During a Week 3 23–23 tie against the Philadelphia Eagles, Sims made his Bengals debut and recorded two tackles, a pass deflection, and an interception. In the next game against the Jaguars, he had a season-high eight tackles and a pass deflection during the 33–25 victory. The following week against the Ravens, Sims recorded two tackles and a pass deflection in the 27–3 road loss.

During Week 8 against his former team, the Tennessee Titans, Sims recorded six tackles in the 31–20 victory. During a Week 13 19–7 road loss to the Miami Dolphins, he tied his season-high of eight tackles.
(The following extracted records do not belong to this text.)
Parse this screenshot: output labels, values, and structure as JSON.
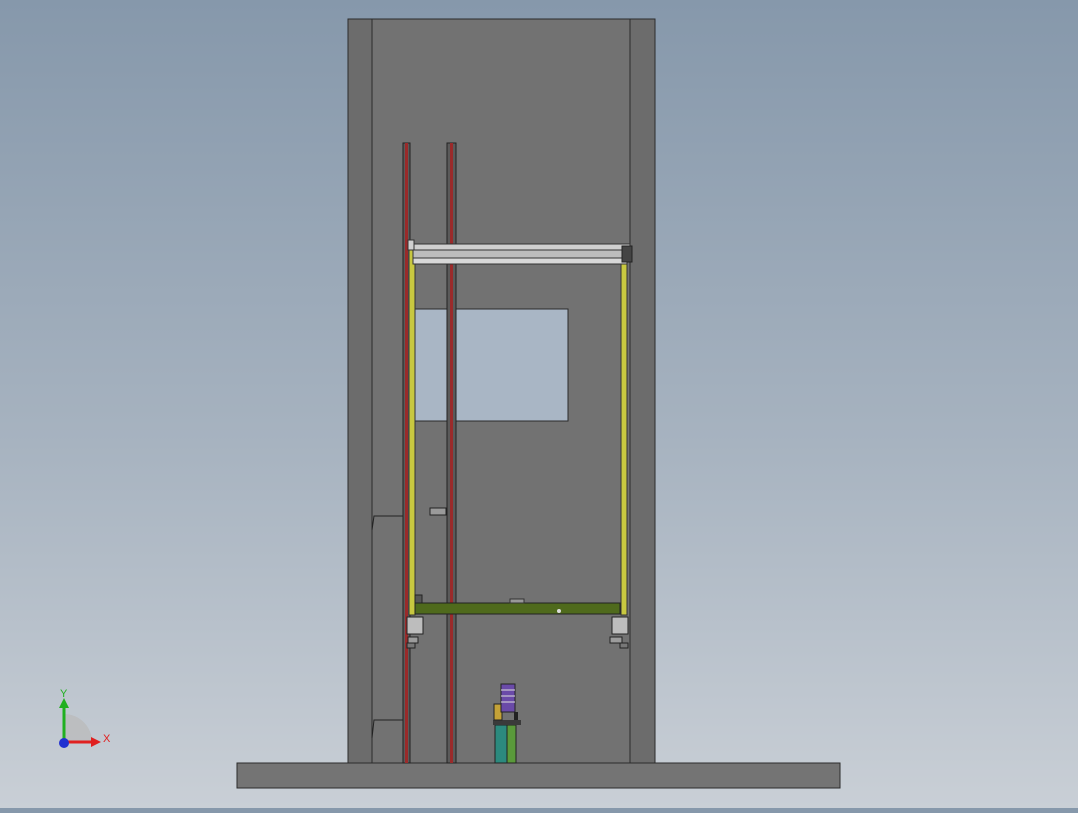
{
  "viewport": {
    "background_top": "#8698ab",
    "background_bottom": "#c9cfd6"
  },
  "model": {
    "shaft_color": "#727272",
    "edge_color": "#2b2b2b",
    "rail_color": "#9a2a2a",
    "car_frame_color": "#c8c840",
    "platform_color": "#4f6a1c",
    "opening_color": "#a9b6c5",
    "buffer_spring_color": "#6a4aa8",
    "buffer_base_color": "#2c8a7e"
  },
  "triad": {
    "x_label": "X",
    "y_label": "Y",
    "x_color": "#e02020",
    "y_color": "#20b020",
    "z_color": "#2030d0"
  }
}
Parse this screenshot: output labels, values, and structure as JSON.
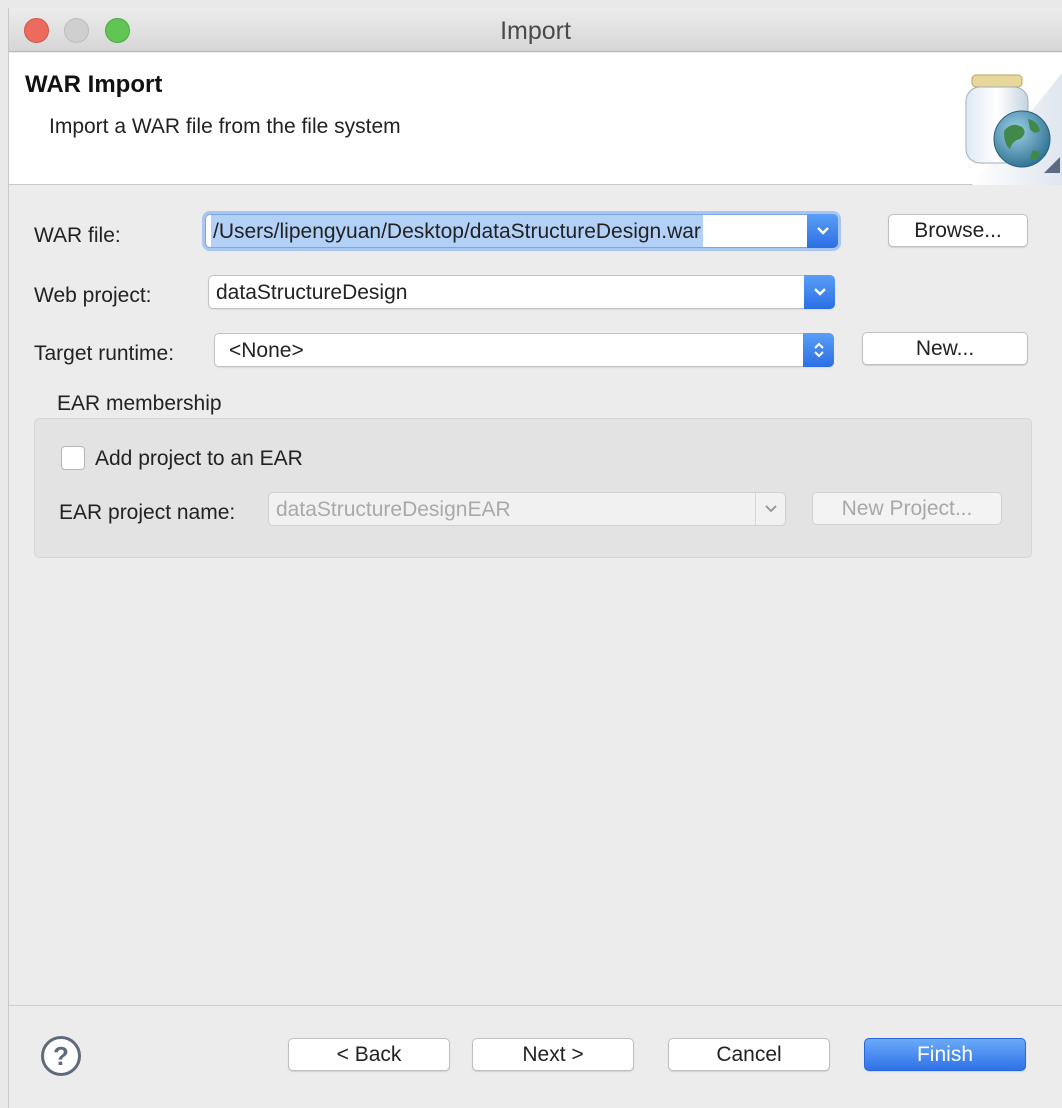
{
  "window": {
    "title": "Import",
    "controls": [
      "close",
      "minimize",
      "zoom"
    ]
  },
  "banner": {
    "title": "WAR Import",
    "description": "Import a WAR file from the file system",
    "icon": "jar-globe-icon"
  },
  "form": {
    "war_file": {
      "label": "WAR file:",
      "value": "/Users/lipengyuan/Desktop/dataStructureDesign.war",
      "browse_label": "Browse..."
    },
    "web_project": {
      "label": "Web project:",
      "value": "dataStructureDesign"
    },
    "target_runtime": {
      "label": "Target runtime:",
      "value": "<None>",
      "new_label": "New..."
    },
    "ear": {
      "group_label": "EAR membership",
      "checkbox_label": "Add project to an EAR",
      "checked": false,
      "project_name_label": "EAR project name:",
      "project_name_value": "dataStructureDesignEAR",
      "new_project_label": "New Project..."
    }
  },
  "footer": {
    "help_icon": "help-icon",
    "back_label": "< Back",
    "next_label": "Next >",
    "cancel_label": "Cancel",
    "finish_label": "Finish"
  },
  "colors": {
    "accent": "#2f72e8",
    "selection": "#b3d1f7",
    "close": "#ed6a5e",
    "zoom": "#61c554"
  }
}
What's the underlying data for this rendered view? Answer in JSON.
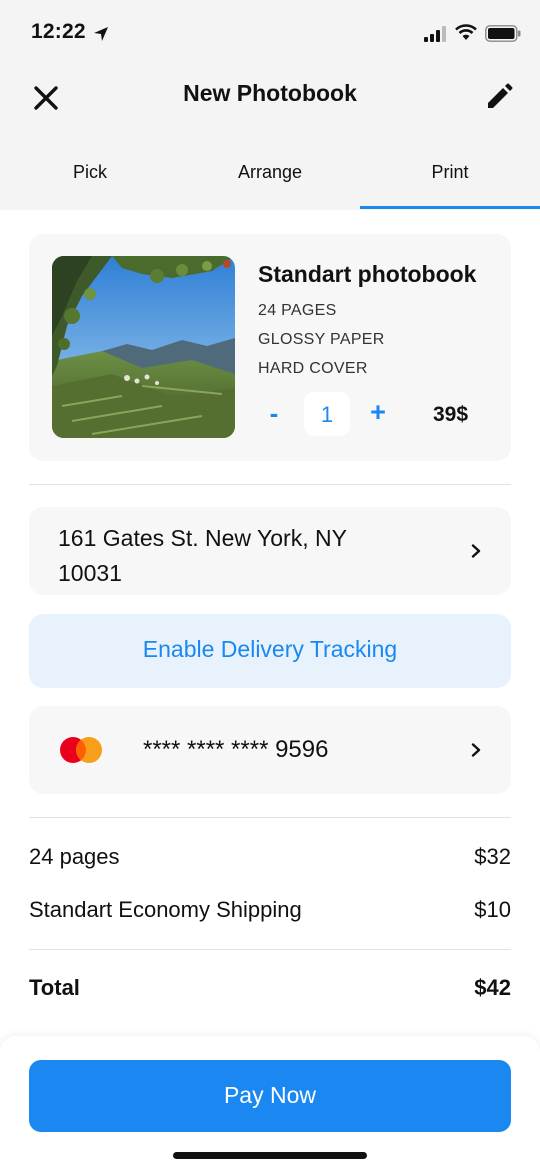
{
  "status_bar": {
    "time": "12:22"
  },
  "header": {
    "title": "New Photobook",
    "close_icon": "close-icon",
    "edit_icon": "pencil-icon"
  },
  "tabs": [
    {
      "label": "Pick",
      "active": false
    },
    {
      "label": "Arrange",
      "active": false
    },
    {
      "label": "Print",
      "active": true
    }
  ],
  "product": {
    "title": "Standart photobook",
    "specs": [
      "24 PAGES",
      "GLOSSY PAPER",
      "HARD COVER"
    ],
    "quantity": "1",
    "minus": "-",
    "plus": "+",
    "price": "39$"
  },
  "address": {
    "lines": [
      "161 Gates St. New York, NY",
      "10031"
    ]
  },
  "tracking": {
    "label": "Enable Delivery Tracking"
  },
  "payment": {
    "card_number": "**** **** **** 9596",
    "brand_icon": "mastercard-icon"
  },
  "summary": {
    "rows": [
      {
        "label": "24 pages",
        "value": "$32"
      },
      {
        "label": "Standart Economy Shipping",
        "value": "$10"
      }
    ],
    "total_label": "Total",
    "total_value": "$42"
  },
  "pay_button": {
    "label": "Pay Now"
  },
  "colors": {
    "accent": "#1a88f0",
    "tracking_bg": "#e8f2fd",
    "card_bg": "#f7f7f7",
    "header_bg": "#f4f4f4"
  }
}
In the regular-season finale against the Ravens, Sims had four tackles and a pass deflection during the 38–3 loss.

Sims finished the 2020 season with a career-high 52 tackles, four pass deflections, and an interception in 13 games and 10 starts.

== NFL career statistics ==

=== Regular season ===

| Year | Team | Games |  | Tackles |  |  |  | Interceptions |  |  |  |  |  | Fumbles |  |
| GP | GS | Comb | Total | Ast | Sack | PD | Int | Yds | Avg | Lng | TD | FF | FR |
| 2016 | TEN | 13 | 2 | 22 | 19 | 3 | 0.0 | 3 | 1 | 0 | 0.0 | 0 | 0 | 0 | 2 |
| 2017 | TEN | 13 | 5 | 36 | 31 | 5 | 0.0 | 3 | 1 | 0 | 0.0 | 0 | 0 | 1 | 0 |
| 2018 | TEN | 16 | 2 | 22 | 15 | 7 | 0.0 | 0 | 0 | 0 | 0.0 | 0 | 0 | 0 | 0 |
| 2019 | TEN | 14 | 2 | 35 | 24 | 11 | 0.0 | 2 | 0 | 0 | 0.0 | 0 | 0 | 0 | 1 |
| 2020 | CIN | 13 | 10 | 52 | 38 | 14 | 0.0 | 4 | 1 | 0 | 0.0 | 0 | 0 | 0 | 0 |
| Career |  | 69 | 21 | 167 | 127 | 40 | 0.0 | 12 | 3 | 0 | 0.0 | 0 | 0 | 1 | 3 |

=== Postseason ===

| Year | Team | Games |  | Tackles |  |  |  | Interceptions |  |  |  |  |  | Fumbles |  |
| GP | GS | Comb | Total | Ast | Sack | PD | Int | Yds | Avg | Lng | TD | FF | FR |
| 2017 | TEN | 0 | 0 | Did not play due to injury |  |  |  |  |  |  |  |  |  |  |  |  |  |
| 2019 | TEN | 3 | 0 | 4 | 3 | 1 | 0.0 | 0 | 0 | 0 | 0.0 | 0 | 0 | 0 | 0 |
| Career |  | 3 | 0 | 4 | 3 | 1 | 0.0 | 0 | 0 | 0 | 0.0 | 0 | 0 | 0 | 0 |

==Personal life==
Sims is a movie buff who lists Training Day among his all-time favorites. Sims was commonly referred to as "Swis" in college because the name on the back of his jersey was upside down for his first college game. The nickname stuck.